Tech books size
Let’s take a random tech book from my bookshelf. “Thinking in C++” by Bruce Eckel, Polish edition published by Helion.
This is a great book, one of the best tech books I have ever read. But there is one problem with it. I found the same issue with most of the books printed in the last 25 years or so: it is the size, or its dimensions, to be more precise.
Let’s open our book on one of the first pages. It is trying to close instantly.
You see what I mean? I want to try out something, rewrite a code sample, and it is constantly closing. The book dimensions, 170 x 235 millimetres in this example, makes this book very thick. The way how the pages are glued makes it constantly trying to close.

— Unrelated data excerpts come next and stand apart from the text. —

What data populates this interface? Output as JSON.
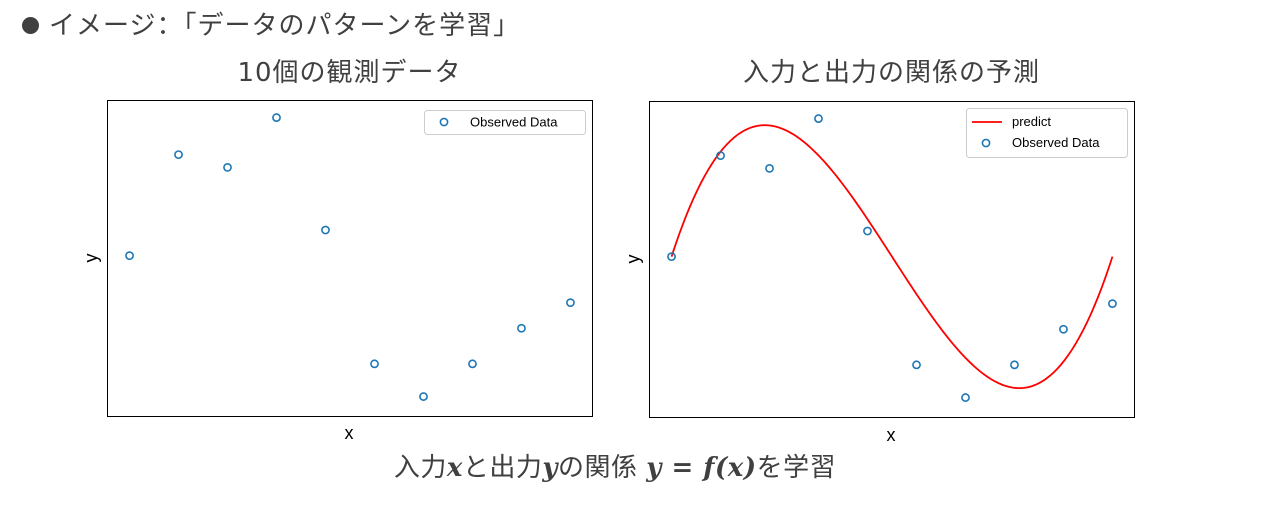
{
  "headline": "イメージ：「データのパターンを学習」",
  "caption": {
    "part1": "入力",
    "x": "x",
    "part2": "と出力",
    "y": "y",
    "part3": "の関係 ",
    "formula": "y = f(x)",
    "part4": "を学習"
  },
  "colors": {
    "text": "#404040",
    "observed": "#1f77b4",
    "predict": "#ff0000",
    "axes": "#000000"
  },
  "chart_data": [
    {
      "type": "scatter",
      "title": "10個の観測データ",
      "xlabel": "x",
      "ylabel": "y",
      "xlim": [
        -0.05,
        1.05
      ],
      "ylim": [
        -1.13,
        1.09
      ],
      "grid": false,
      "ticks": false,
      "legend": {
        "placement": "top-right",
        "entries": [
          "Observed Data"
        ]
      },
      "series": [
        {
          "name": "Observed Data",
          "type": "scatter",
          "marker": "open-circle",
          "x": [
            0.0,
            0.1111,
            0.2222,
            0.3333,
            0.4444,
            0.5556,
            0.6667,
            0.7778,
            0.8889,
            1.0
          ],
          "y": [
            0.0,
            0.71,
            0.62,
            0.97,
            0.18,
            -0.76,
            -0.99,
            -0.76,
            -0.51,
            -0.33
          ]
        }
      ]
    },
    {
      "type": "line",
      "title": "入力と出力の関係の予測",
      "xlabel": "x",
      "ylabel": "y",
      "xlim": [
        -0.05,
        1.05
      ],
      "ylim": [
        -1.13,
        1.09
      ],
      "grid": false,
      "ticks": false,
      "legend": {
        "placement": "top-right",
        "entries": [
          "predict",
          "Observed Data"
        ]
      },
      "series": [
        {
          "name": "predict",
          "type": "line",
          "description": "cubic polynomial fit, y = 19.2(x-0.5)^3 - 4.8(x-0.5)",
          "x_range": [
            0.0,
            1.0
          ],
          "coefficients_centered_at_0_5": {
            "cubic": 19.2,
            "linear": -4.8
          }
        },
        {
          "name": "Observed Data",
          "type": "scatter",
          "marker": "open-circle",
          "x": [
            0.0,
            0.1111,
            0.2222,
            0.3333,
            0.4444,
            0.5556,
            0.6667,
            0.7778,
            0.8889,
            1.0
          ],
          "y": [
            0.0,
            0.71,
            0.62,
            0.97,
            0.18,
            -0.76,
            -0.99,
            -0.76,
            -0.51,
            -0.33
          ]
        }
      ]
    }
  ]
}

Let’s have a look at the tech books and manuals back in the day. It is so easy to open it at any page, read it, follow it step by step.
Image from: https://livemorelightly.com/Tech/2019/04/vintage-ibm-convertible-computer/
Let’s have a look at the other example.
Image from: https://livemorelightly.com/Tech/2019/04/vintage-ibm-convertible-computer/
I remember some DB2 manuals in the exact same format. All the code examples and images in this book were easy to read. It was laying flat on the desk. Nothing was closing on me at random places.
A4 to rule them all
I personally think, the best size for all the printed tech books and manuals would be size A4: 210 x 297 millimetres (or 8.27 x 11.69 inches). There should be enough blank space on the page margin to make some notes.
Maybe it will not look good on the bookshelf, but isn’t books should be good to read, not good to look at them?